Bölge İdare Mahkemesi İdari Dava Dairesi kararının özeti: İstinaf başvurusuna konu İdare Mahkemesi kararının hukuka ve usule uygun olduğu ve istinaf dilekçelerinde ileri sürülen iddiaların söz konusu kararın kaldırılmasını sağlayacak nitelikte görülmediği gerekçesiyle 2577 sayılı İdari Yargılama Usulü Kanununun 45. maddesinin 3. fıkrası uyarınca istinaf başvurusunun reddine karar verilmiştir.
TEMYİZ EDENİN İDDİALARI : Temyize konu Bölge İdare Mahkemesi kararı usul ve kanuna aykırı olup bozulması gerektiği ileri sürülmektedir.
KARŞI TARAFIN SAVUNMASI : Savunma verilmemiştir.

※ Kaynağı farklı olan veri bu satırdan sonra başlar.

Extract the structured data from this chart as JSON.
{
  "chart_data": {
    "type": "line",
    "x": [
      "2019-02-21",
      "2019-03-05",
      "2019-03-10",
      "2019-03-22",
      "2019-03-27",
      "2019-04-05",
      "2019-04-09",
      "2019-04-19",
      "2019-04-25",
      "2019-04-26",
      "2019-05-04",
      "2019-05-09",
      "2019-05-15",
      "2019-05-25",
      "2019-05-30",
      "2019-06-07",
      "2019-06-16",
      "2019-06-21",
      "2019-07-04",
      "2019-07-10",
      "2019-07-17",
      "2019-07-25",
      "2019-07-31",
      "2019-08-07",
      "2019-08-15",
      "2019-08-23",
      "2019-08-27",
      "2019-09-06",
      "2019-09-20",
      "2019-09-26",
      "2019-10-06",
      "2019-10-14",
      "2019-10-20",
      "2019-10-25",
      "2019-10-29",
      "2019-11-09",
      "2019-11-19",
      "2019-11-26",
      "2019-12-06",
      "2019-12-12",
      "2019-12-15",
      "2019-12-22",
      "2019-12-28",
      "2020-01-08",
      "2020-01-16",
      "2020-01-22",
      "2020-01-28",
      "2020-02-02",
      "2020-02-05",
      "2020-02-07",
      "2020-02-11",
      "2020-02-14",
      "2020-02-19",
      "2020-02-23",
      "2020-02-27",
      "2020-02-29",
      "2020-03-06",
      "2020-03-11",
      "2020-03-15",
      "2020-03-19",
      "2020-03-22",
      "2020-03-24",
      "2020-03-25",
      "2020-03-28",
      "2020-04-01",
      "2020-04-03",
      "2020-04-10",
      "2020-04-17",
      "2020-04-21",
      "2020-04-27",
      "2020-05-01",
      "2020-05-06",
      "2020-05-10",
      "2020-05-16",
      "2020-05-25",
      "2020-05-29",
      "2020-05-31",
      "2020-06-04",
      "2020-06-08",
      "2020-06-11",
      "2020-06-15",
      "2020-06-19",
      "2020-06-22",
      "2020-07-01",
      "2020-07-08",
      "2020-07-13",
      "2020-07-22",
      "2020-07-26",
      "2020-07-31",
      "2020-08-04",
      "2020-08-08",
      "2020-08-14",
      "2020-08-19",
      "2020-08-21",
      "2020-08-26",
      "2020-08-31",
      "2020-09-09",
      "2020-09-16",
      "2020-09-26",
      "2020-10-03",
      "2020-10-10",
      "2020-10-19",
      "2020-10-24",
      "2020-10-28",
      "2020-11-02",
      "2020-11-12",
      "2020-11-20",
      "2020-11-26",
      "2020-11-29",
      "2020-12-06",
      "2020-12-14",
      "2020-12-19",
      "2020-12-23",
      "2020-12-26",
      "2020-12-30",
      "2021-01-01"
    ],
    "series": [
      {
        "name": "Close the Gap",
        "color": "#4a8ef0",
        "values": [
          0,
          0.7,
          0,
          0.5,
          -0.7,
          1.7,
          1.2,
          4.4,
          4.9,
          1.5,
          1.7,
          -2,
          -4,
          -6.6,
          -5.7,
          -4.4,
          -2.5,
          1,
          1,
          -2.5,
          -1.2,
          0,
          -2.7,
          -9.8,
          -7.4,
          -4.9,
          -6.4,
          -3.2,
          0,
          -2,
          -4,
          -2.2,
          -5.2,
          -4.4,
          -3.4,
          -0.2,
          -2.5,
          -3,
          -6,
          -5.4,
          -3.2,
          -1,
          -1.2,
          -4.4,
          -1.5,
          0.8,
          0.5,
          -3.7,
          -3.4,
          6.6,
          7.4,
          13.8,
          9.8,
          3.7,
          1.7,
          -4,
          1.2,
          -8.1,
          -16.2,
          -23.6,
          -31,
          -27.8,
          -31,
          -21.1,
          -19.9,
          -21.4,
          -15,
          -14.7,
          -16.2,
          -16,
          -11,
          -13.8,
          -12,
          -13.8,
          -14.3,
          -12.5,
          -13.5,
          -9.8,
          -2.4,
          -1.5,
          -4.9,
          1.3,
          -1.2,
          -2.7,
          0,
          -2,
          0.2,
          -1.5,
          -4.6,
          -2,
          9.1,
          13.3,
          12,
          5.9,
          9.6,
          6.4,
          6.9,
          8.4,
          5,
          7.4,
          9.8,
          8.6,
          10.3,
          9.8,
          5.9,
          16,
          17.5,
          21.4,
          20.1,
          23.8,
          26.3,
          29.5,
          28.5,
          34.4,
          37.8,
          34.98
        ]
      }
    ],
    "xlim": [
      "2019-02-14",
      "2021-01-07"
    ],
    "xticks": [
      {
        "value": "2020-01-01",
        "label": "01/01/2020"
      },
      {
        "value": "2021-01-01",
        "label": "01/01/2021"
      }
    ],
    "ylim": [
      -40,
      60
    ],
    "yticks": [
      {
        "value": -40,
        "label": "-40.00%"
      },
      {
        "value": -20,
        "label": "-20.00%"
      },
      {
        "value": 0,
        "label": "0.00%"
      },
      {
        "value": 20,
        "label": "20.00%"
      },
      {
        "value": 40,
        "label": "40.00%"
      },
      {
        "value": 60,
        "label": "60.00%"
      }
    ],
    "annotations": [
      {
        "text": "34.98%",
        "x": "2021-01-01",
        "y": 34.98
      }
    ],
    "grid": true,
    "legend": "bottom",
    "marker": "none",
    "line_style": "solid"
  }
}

DANIŞTAY TETKİK HAKİMİ …'NİN DÜŞÜNCESİ : Temyiz isteminin kabulü ile Bölge İdare Mahkemesi İdari Dava Dairesi kararının bozulması gerektiği düşünülmektedir.
TÜRK MİLLETİ ADINA
Karar veren Danıştay Altıncı Dairesince, Tetkik Hakiminin açıklamaları dinlendikten ve dosyadaki belgeler incelendikten sonra gereği görüşüldü:
İNCELEME VE GEREKÇE:
MADDİ OLAY : Mersin İli, Bozyazı İlçesi, … Mahallesi, … ada, … sayılı parselin bulunduğu alanda 3194 sayılı Kanunun 18. maddesi ve 2981 sayılı Kanunun Ek-1 maddesi uyarınca parselasyon yapılmasına ilişkin Bozyazı Belediye Encümeninin … tarih ve … sayılı kararının iptali istemiyle bakılmakta olan davanın açıldığı anlaşılmaktadır.
İLGİLİ MEVZUAT:
3194 sayılı İmar Kanununun 18. maddesinin 1. fıkrasında, imar hududu içinde bulunan binalı veya binasız arsa ve arazileri malikleri veya diğer hak sahiplerinin muvafakatı aranmaksızın birbirleri ile, yol fazlaları ile, kamu kurumlarına veya belediyelere ait bulunan yerlerle birleştirmeye, bunları yeniden imar planına uygun ada veya parsellere ayırmaya, müstakil, hisseli veya kat mülkiyeti esaslarına göre hak sahiplerine dağıtmaya ve re'sen tescil işlemlerini yaptırmaya belediyelerin yetkili olduğu kurala bağlanmıştır.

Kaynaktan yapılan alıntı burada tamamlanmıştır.